No contexto dos transtornos psiquiátricos enquanto doenças neurodegenerativas, é essencial o parecer de um psiquiatra.

Nos últimos artigos abordamos duas patologias, frequentes em psiquiatria. Em ambos, reforçamos categoricamente a importância de se buscar ajuda médica, de forma rápida, na presença de sintomas psiquiátricos. É princípio, na nossa clínica, usarmos esse espaço informativo para falarmos de transtornos psiquiátricos específicos, entretanto, nesse terceiro artigo, achamos importante abordar de forma mais categórica a razão pela qual buscamos alertar, de forma muito intensa, o porquê de o portador de sintomas psiquiátricos precisar de rápida ajuda médica. 

Podemos dizer com propriedade que, o que existe de comum em todos os transtornos psiquiátricos, é a relação com doenças neurodegenerativas, que se agravam ao longo do tempo, trazendo prejuízos cada vez mais intensos, que ficam cada vez mais resistentes aos tratamentos disponíveis, deteriorando progressivamente a saúde física, a saúde global, tornando o paciente cada vez menos apto a funcionar adequadamente - dificultando sua recuperação total.

Isso é resultado do agravo progressivo do já instalado comprometimento funcional de circuitos neurais, os envolvidos com a doença, e, da adaptação destes circuitos de acordo com o presente funcionamento patológico, podendo modificar, muitas vezes de forma irreversível, a plasticidade cerebral. Ou seja, não buscar o tratamento adequado pode tornar o dano associado à doença impossível de ser reparado. A partir daí, os cuidados para a doença serão apenas paliativos, o que é um desfecho terrível. Como psiquiatra, vemos frequentemente que essa falta de resultados era claramente evitável. 

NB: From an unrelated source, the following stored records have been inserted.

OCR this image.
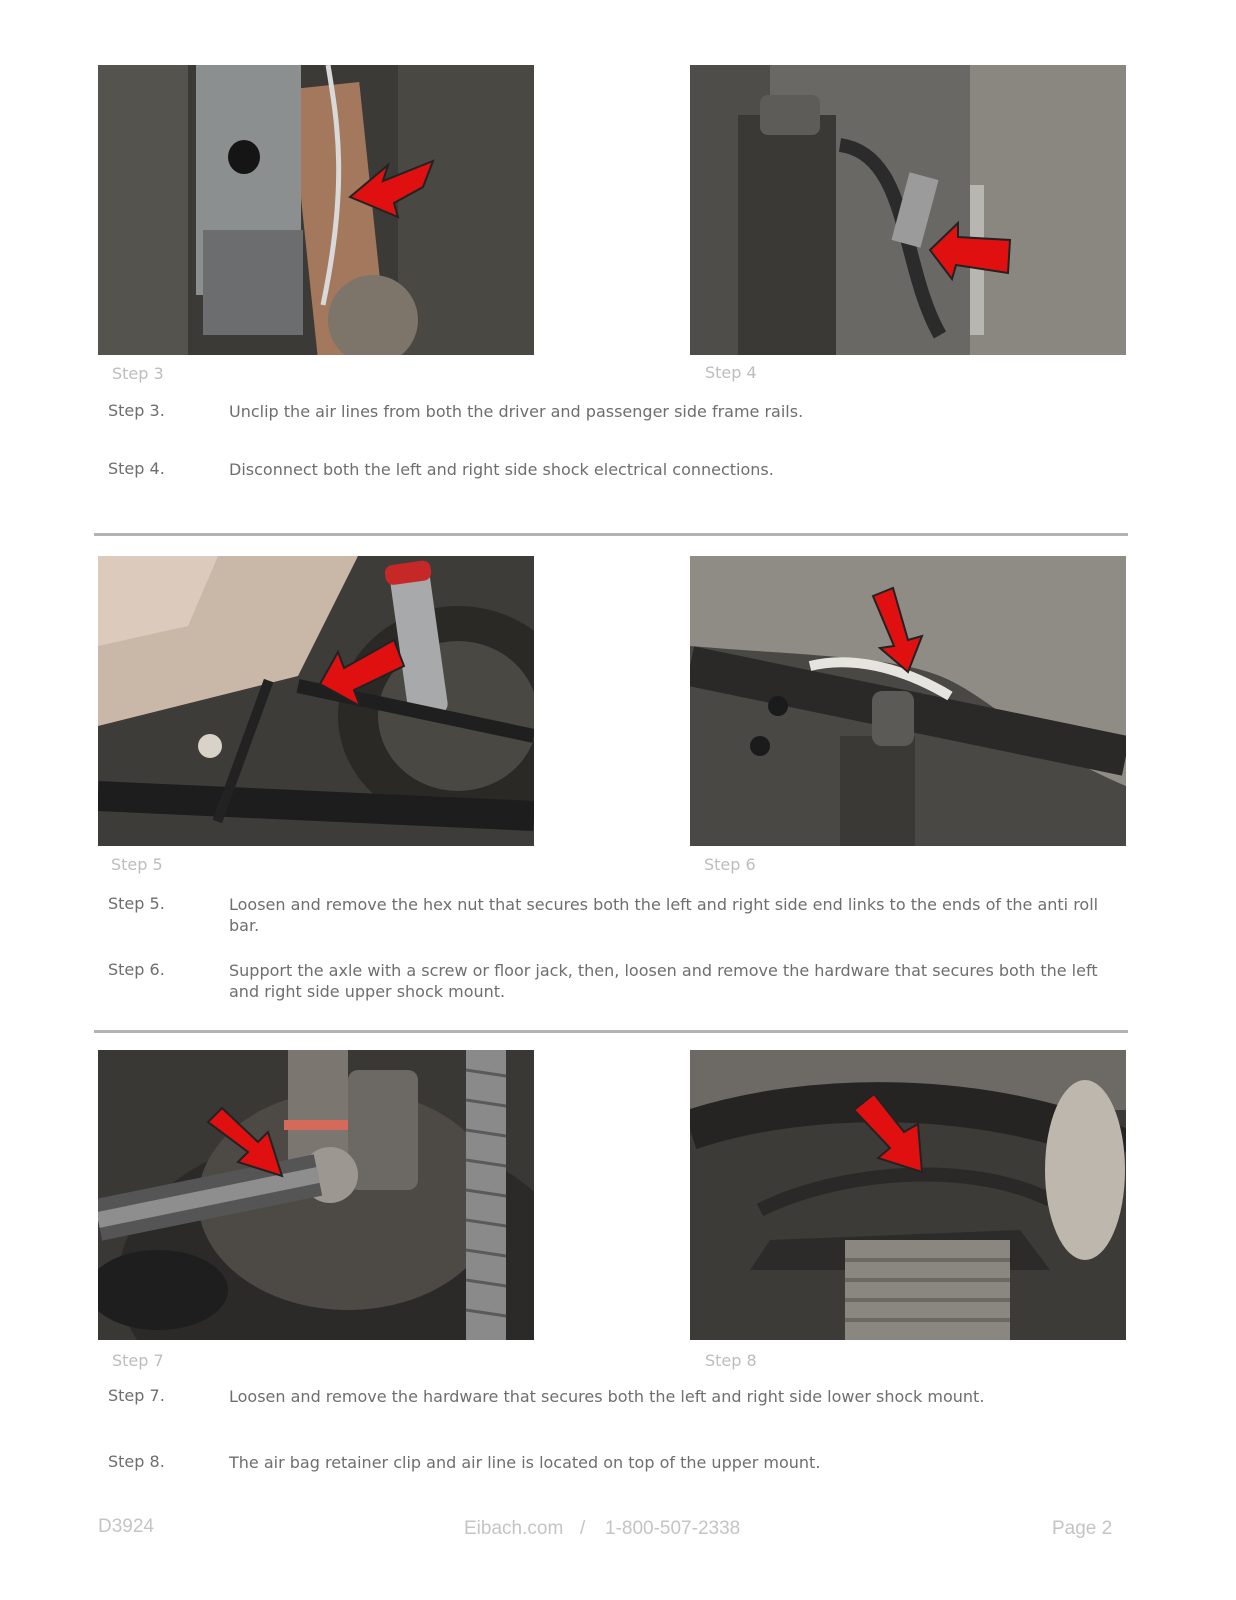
Step 3	Step 4
Step 3.	Unclip the air lines from both the driver and passenger side frame rails.
Step 4.	Disconnect both the left and right side shock electrical connections.
Step 5	Step 6
Step 5.	Loosen and remove the hex nut that secures both the left and right side end links to the ends of the anti roll bar.
Step 6.	Support the axle with a screw or floor jack, then, loosen and remove the hardware that secures both the left and right side upper shock mount.
Step 7	Step 8
Step 7.	Loosen and remove the hardware that secures both the left and right side lower shock mount.
Step 8.	The air bag retainer clip and air line is located on top of the upper mount.
D3924	Eibach.com / 1-800-507-2338	Page 2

Para a melhor resolução médica nos casos precisamos seguir os seguintes pressupostos:

• Rapidez no diagnóstico; 
• Acurácia no diagnóstico e no acompanhamento da evolução;
• Fornecimento de um plano de tratamento altamente eficaz e que vise sempre a total recuperação funcional do paciente, garantindo uma adesão adequada ao tal plano;
• Psicoeducação eficaz, com manutenção no tratamento, evitando recaídas e deterioração do quadro.

É preciso que cada pessoa, ao perceber sinais persistentes de alteração de comportamento, alterações anormais, busque prontamente o especialista. Deve-se seguir o plano de tratamento proposto e participar ativamente na compreensão dos detalhes do seu tratamento, da evolução e recuperação funcional. Nunca abandonar o tratamento - manter um diálogo constante e franco com o seu médico. Abandonar estigmas e tornar-se o próprio agente de promoção da sua saúde.